Tuesday, July 27, 2010

Express Mail

One bicyclist to another: Yeah, but would you TRUST a homing pigeon?

- In the Alberta area
-- Overheard by Raevyn

Sunday, July 25, 2010


Real phone conversation from a weird looking dude:
Guess what, your test is coming up in 2 days, and it will be 20% of your grade, I guess you're screwed. I am 39 years old, and you're 23. I'm all the way over this side of town, and you want me to head over to your house and help you with your test. Once I get there, we will be doing anything but studying. Your mother is 3 years older than I, and I'm doing this for her as a favor (really?). When I'm there, your mother is there too, she's going to think I'm a child molester!

- Right outside SuperDog’s Park store
-- Overheard by Ellen

Saturday, July 24, 2010

Simply ageless

Dad: That canvasser gave me the creeps. He had a lot of makeup on.
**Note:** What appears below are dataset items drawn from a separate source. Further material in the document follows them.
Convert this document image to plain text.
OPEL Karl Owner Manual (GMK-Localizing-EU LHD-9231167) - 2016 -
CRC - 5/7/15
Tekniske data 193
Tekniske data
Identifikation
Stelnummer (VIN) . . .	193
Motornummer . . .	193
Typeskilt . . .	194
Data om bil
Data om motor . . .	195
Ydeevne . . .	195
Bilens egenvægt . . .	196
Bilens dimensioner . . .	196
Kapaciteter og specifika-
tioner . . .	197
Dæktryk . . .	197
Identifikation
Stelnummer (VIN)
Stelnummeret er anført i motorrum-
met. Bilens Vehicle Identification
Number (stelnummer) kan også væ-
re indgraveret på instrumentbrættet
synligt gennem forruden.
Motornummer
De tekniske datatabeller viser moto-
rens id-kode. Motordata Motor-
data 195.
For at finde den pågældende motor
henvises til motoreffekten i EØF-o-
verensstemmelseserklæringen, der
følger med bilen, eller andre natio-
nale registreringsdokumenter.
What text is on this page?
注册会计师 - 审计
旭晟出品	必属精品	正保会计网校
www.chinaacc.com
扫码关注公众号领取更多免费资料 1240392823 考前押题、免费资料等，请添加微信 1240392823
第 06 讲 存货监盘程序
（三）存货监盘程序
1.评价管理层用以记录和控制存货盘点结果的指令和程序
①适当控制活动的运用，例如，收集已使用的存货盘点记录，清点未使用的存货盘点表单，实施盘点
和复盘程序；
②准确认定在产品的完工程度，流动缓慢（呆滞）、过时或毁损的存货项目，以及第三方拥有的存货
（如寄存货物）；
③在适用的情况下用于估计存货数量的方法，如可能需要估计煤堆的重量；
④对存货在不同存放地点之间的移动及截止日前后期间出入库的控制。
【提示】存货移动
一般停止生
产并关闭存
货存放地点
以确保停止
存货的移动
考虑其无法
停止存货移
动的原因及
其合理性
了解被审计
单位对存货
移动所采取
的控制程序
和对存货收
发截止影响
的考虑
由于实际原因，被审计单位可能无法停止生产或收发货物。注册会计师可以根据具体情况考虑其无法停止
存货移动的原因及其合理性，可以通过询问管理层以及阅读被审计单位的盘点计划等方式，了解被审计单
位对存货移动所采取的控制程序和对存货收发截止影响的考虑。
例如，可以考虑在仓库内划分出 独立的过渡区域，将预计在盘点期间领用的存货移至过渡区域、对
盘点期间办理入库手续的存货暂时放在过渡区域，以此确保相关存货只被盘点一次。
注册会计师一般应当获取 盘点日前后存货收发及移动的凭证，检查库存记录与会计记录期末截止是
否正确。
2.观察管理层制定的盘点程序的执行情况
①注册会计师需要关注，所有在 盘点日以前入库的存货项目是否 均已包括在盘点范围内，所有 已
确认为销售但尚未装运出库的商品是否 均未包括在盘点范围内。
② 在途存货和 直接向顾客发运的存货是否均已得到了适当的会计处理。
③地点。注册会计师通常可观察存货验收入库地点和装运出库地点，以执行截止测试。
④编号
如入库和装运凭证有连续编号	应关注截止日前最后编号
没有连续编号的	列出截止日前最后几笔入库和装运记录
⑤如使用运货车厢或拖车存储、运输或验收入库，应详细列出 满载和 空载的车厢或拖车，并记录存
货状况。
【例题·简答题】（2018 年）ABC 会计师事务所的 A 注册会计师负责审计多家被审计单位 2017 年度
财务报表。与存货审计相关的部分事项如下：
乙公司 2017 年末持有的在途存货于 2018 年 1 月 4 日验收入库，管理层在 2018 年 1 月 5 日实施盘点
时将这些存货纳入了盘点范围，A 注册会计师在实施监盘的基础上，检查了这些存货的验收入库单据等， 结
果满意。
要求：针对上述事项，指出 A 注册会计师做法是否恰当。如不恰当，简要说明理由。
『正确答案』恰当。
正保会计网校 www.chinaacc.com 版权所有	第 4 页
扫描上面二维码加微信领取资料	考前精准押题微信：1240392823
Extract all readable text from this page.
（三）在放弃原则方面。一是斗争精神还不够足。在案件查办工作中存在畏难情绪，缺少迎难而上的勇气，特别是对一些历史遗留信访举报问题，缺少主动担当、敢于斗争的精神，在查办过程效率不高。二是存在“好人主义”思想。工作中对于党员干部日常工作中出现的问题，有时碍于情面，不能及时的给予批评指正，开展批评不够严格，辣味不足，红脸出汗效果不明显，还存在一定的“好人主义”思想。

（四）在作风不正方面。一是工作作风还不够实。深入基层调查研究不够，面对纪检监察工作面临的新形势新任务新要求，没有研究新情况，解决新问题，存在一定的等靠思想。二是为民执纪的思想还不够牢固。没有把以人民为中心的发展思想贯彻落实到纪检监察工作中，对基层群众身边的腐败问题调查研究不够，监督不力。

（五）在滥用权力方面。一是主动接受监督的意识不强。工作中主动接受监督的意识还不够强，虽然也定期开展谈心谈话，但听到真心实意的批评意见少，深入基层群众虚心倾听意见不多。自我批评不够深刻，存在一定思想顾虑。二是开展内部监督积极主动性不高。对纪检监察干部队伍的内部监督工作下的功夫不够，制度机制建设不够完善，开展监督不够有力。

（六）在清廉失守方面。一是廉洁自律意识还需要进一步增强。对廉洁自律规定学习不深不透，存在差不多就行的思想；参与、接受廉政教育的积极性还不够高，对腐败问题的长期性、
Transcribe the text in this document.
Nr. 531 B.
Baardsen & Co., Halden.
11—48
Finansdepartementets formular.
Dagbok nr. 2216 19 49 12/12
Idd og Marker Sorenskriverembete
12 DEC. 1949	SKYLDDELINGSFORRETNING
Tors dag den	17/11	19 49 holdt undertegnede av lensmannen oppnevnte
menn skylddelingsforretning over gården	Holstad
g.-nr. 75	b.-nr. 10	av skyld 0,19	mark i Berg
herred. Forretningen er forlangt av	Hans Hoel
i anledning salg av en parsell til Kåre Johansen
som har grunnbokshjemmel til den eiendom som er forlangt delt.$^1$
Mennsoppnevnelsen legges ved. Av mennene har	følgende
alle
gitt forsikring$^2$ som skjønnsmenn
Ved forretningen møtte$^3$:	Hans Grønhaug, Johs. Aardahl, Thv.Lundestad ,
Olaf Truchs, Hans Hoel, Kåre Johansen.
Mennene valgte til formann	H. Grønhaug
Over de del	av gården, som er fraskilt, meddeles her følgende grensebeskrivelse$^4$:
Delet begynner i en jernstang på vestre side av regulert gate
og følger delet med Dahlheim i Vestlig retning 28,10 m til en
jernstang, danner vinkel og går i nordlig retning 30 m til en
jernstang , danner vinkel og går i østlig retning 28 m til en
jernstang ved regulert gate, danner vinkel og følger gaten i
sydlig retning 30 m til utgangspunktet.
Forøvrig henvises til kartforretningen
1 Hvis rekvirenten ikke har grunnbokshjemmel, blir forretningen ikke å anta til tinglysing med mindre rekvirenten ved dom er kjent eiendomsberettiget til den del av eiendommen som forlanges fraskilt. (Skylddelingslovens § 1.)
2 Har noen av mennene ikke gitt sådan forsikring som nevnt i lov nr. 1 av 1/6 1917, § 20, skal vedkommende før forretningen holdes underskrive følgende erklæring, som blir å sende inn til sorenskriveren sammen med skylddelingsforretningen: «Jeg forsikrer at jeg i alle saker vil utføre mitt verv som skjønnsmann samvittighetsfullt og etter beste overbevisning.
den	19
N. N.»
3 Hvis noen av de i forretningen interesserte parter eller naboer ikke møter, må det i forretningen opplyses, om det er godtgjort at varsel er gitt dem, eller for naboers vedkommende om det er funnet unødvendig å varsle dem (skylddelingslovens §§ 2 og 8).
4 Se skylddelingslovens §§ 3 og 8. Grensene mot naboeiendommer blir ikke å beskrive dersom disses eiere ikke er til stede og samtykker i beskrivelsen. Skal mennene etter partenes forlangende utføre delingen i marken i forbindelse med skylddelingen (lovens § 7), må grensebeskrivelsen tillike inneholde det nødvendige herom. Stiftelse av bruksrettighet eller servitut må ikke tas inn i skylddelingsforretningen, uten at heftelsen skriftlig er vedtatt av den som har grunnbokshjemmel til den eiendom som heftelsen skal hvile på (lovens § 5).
Kid: How come guys don't wear makeup?

Dad: We don't care what we look like.

- NW Trader Joes
-- Overheard by Rich

Wednesday, July 21, 2010

Wheelchair zone

Guy on his cell phone repeating a conversation he had with someone else: He was like, no I'm not dating her. I'm married, but its ok since my wife is handicapped.

- Westbound Blue Line MAX
-- Overheard by Brian

Tuesday, July 20, 2010


Homeless-smelling dude who always just talks and talks on the bus to no one in particular: Are you a Christopher Cross fan? You look like a Christopher Cross fan.

- #12 bus headed downtown
-- Overheard by Eric

Sunday, July 11, 2010


Kid (to waitress): Are you cranky today?

- Stepping Stone
-- Overheard by Rich

Saturday, July 10, 2010

Don't stop till you get enough

Woman 1: Why did Michael Jackson have to die? There's so many other people out there that coulda died!

Woman 2: Michael Jackson had to die cause he had a prescription drug addiction, and God don't like that.

-- Overheard by Erin

Thursday, July 01, 2010


Woman: (crying)

Man: Would you stop crying so I can fucking share.